The recent incidents weren’t unprecedented. In 2018, China recorded at least 40 fire-related cases involving new-energy vehicles -- a category that includes pure-electric, hybrids and fuel-cell vehicles -- according to the State Administration for Market Regulation.

The electric-car sector is grappling with the challenges of quality control, boosting performance and expanding capacity to meet rising demand for batteries, said Simon Moores, London-based managing director of industry consultant Benchmark Mineral Intelligence. Demand for lithium-ion batteries for EVs will surge by more than 10 times through 2030, while prices will continue to tumble, according to BNEF.

Rapid growth means the sector “will no doubt see increasing quality control issues with the supply chain,” Moores said. “The biggest challenge for all EV makers is to ensure quality and consistency runs right through the supply chain -- from raw material selection to chemicals to battery cell -- and into the pack and vehicle.”

Though recent fires are negative for automakers, any impact on sales will probably be limited, said Toliver Ma, a Hong Kong-based analyst at Guotai Junan Securities Co.

“Tesla and NIO have built up a large fan base and should be able to minimize the impact,” Ma said.

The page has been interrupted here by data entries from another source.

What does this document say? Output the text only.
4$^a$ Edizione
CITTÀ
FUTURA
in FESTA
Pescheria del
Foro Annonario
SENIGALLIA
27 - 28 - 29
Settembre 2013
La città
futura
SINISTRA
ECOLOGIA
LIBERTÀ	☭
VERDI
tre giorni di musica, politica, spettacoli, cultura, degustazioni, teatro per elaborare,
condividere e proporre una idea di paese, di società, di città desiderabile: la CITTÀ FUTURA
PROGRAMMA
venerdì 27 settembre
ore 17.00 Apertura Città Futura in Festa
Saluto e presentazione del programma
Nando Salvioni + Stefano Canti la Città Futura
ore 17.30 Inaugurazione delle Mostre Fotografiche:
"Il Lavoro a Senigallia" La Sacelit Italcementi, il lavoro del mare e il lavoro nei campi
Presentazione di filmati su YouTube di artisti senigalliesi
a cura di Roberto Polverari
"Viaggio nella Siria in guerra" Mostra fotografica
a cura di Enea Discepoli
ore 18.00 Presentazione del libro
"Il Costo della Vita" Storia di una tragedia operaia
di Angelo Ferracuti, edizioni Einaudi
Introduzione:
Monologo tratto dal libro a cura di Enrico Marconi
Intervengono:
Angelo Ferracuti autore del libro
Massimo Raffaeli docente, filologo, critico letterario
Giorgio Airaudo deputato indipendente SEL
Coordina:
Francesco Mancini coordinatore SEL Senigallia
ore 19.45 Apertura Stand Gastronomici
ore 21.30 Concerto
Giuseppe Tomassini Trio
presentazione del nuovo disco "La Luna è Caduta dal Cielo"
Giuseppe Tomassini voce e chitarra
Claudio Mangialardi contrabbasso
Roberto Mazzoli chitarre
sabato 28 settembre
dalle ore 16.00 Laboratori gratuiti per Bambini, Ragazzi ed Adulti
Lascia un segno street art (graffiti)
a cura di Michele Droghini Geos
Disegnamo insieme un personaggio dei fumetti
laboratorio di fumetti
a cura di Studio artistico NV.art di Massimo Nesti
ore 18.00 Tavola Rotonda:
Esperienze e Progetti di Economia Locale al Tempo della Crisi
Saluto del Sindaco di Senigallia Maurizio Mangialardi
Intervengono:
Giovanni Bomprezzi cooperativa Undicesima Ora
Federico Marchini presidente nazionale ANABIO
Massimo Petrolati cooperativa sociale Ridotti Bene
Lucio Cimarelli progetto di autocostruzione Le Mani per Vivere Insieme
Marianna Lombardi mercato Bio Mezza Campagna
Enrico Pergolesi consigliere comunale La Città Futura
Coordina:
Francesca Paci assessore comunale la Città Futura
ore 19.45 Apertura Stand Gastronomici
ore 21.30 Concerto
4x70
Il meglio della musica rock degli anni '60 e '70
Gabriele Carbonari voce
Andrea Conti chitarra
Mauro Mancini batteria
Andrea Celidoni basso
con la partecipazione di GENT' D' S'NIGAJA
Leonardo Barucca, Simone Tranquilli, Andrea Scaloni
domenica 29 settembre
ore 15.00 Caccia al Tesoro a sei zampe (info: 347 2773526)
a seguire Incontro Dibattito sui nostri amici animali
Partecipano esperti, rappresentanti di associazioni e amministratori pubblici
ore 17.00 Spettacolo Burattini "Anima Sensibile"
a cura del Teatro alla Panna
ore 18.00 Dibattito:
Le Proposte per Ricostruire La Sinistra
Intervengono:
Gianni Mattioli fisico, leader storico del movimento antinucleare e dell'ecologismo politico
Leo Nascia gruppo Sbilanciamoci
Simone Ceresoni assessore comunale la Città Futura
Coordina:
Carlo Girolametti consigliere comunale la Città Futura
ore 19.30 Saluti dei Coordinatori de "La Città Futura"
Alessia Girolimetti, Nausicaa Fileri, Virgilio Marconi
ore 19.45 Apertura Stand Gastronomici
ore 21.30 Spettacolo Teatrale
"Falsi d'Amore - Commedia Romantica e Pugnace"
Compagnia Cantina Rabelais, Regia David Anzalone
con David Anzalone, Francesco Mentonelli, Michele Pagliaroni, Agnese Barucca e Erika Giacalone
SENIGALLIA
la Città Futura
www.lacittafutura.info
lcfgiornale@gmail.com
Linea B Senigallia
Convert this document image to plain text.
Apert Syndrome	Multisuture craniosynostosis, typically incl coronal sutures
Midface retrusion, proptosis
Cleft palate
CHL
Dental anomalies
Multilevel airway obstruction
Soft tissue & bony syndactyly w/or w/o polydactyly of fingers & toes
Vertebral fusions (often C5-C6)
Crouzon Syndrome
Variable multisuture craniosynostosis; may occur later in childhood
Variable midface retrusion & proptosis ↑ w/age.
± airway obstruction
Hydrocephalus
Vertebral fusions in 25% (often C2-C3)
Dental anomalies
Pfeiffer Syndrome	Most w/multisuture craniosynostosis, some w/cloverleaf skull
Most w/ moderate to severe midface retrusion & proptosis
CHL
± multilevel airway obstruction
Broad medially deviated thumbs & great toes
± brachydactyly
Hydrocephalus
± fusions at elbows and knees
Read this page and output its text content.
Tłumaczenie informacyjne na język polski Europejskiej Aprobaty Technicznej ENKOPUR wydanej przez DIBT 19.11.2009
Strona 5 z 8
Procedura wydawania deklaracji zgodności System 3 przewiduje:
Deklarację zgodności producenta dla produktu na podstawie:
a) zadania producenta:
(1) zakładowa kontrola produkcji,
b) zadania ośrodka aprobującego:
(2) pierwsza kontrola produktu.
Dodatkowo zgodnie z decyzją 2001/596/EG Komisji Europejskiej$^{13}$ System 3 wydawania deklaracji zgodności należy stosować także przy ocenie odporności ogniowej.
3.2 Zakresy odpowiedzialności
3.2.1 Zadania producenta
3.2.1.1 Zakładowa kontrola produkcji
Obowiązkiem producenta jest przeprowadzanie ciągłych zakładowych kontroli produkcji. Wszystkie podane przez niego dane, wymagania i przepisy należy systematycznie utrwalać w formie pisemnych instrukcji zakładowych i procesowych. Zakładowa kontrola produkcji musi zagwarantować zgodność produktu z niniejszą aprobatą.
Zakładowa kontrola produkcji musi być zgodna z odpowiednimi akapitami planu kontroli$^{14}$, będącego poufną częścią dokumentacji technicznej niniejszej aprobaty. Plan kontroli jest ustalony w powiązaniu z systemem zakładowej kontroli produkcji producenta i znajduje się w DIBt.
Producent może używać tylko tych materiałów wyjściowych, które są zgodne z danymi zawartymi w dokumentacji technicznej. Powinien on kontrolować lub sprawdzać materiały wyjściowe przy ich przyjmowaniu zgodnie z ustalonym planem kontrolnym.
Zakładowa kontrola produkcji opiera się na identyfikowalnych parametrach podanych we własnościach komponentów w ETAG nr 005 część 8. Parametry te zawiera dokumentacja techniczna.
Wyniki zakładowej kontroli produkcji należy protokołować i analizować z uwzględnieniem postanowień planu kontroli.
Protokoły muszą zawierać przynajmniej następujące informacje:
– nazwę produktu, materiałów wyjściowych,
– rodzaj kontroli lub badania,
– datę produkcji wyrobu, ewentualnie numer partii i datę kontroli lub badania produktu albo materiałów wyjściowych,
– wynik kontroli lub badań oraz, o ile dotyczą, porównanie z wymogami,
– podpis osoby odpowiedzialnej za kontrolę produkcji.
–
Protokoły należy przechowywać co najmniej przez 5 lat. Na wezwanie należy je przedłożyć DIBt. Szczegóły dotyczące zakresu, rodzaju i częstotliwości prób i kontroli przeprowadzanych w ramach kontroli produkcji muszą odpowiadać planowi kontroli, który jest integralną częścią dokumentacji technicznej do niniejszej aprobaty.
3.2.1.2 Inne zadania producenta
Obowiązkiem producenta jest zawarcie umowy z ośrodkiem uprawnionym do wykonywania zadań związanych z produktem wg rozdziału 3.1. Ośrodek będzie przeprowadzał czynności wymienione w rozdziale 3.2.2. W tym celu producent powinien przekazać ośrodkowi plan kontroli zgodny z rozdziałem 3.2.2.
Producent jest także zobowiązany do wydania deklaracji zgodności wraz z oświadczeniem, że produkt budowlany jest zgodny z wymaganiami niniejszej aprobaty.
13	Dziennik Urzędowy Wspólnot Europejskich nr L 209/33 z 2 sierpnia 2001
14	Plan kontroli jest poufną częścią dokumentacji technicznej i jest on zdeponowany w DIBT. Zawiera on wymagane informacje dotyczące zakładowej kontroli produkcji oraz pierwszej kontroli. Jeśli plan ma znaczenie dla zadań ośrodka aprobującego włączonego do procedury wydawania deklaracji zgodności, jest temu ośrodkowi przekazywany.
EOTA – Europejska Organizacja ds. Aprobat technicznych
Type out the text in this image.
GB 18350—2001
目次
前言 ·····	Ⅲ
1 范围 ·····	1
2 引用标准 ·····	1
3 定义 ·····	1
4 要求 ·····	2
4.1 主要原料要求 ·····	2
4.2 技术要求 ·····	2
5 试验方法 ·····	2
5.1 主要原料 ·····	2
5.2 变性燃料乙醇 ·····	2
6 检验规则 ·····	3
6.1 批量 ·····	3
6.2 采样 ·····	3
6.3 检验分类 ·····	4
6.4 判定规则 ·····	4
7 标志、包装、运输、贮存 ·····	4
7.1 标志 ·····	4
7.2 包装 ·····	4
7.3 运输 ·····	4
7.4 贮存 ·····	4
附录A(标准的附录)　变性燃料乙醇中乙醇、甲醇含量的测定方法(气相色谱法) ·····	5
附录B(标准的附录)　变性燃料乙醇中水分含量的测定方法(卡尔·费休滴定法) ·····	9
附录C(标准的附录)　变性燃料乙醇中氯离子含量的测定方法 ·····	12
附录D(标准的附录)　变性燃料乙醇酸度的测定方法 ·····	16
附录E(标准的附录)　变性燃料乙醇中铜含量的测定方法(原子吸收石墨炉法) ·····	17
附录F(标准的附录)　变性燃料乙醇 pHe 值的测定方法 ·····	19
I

It’s not just cars. A series of at least 21 fires at energy-storage projects in South Korea between August 2017 and February, as well as a blaze at an Arizona facility last month fueled concern about the safety of lithium-ion batteries. Korean Reinsurance Co. almost tripled its rate for local storage projects in response, while new deployments in the nation this year may be about half of those in 2018, according to BNEF.